Russia had last week temporarily banned exports of gasoline and diesel to all countries outside a circle of four ex-Soviet states to stabilise the domestic market, though later on softened the ban. It said this week it may introduce quotas on overseas fuel exports if the export ban fails to bring down high gasoline and diesel prices.

Additionally, more tendering activities in the market put upward pressure on Asian prices, said Siamak Adibi, principal consultant at energy consultancy FGE, who also expects Japanese buyers to enter the market soon.

"Japanese buyers have not shown significant activity in building up their stockpiles yet ... Our assumption is that they need to increase their inventories through spot purchase before entering to cold months."

Japan's industry ministry said LNG inventories by major electricity utilities will likely increase towards the peak winter demand season, after falling to their lowest since early 2021 on the back of a long and hot summer.

In Europe, S&P Global Commodity Insights assessed its daily northwest Europe LNG Marker (NWM) price benchmark for cargoes delivered in November on an ex-ship (DES) basis at $12.487/mmBtu on Sept. 28, a $0.80/mmBtu discount to the November gas price at the Dutch TTF gas hub, said Shermaine Ang, global LNG markets lead.

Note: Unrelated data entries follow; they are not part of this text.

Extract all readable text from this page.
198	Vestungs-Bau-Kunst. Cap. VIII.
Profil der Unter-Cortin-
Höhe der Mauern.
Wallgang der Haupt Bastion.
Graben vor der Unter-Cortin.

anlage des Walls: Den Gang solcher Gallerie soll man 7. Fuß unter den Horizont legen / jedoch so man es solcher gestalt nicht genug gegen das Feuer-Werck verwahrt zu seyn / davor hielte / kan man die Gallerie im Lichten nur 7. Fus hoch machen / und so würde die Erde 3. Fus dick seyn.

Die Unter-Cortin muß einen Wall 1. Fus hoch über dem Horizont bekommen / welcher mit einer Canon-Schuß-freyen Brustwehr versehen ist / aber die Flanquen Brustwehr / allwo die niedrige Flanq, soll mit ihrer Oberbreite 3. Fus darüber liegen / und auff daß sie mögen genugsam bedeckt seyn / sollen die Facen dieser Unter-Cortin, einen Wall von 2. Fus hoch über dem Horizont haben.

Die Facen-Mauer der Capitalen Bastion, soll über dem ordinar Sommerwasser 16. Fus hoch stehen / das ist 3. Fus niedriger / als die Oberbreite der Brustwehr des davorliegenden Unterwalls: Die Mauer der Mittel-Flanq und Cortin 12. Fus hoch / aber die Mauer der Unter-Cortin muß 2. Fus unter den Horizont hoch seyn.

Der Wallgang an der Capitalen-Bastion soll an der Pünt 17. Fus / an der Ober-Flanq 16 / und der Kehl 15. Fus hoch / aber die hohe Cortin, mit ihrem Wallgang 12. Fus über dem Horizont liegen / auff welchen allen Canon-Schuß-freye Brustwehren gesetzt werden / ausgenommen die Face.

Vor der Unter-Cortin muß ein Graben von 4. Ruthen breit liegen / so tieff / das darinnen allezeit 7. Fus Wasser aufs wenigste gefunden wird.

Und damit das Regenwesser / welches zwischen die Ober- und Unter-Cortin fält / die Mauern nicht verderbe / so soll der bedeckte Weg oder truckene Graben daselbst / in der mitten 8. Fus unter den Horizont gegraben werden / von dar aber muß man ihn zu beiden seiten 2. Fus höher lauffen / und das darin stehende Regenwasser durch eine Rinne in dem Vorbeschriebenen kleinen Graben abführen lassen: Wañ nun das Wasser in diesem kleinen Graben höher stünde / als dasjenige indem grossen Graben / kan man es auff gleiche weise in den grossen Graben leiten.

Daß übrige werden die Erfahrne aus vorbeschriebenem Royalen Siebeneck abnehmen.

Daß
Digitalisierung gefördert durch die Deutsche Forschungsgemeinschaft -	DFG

Rises at the front of the LNG and gas hub curves – driven by expectations for weaker Norwegian gas supply due to upstream maintenance – have tightened inter-month price spreads considerably, as concerns of early winter gas surplus wanes, said Samuel Good, head of LNG pricing at commodity pricing agency Argus, which assessed the north-west Europe DES price at $12.30/mmBtu.

Europe gas prices rose to multi-week highs at the start of the week after an extension to Norwegian maintenance outages. Prices later on eased as some maintenance outages ended, though there were revisions in the maintenance schedule for October.

On LNG freight, spot rates fell this week, particularly in the Atlantic Basin where a narrowing of the contango between October and November closed floating storage opportunities and freeing up prompt vessels, said Edward Armitage, an analyst at Spark Commodities.

The Atlantic rates fell to $174,000/day on Friday, while the Pacific rates eased to $189,000/day.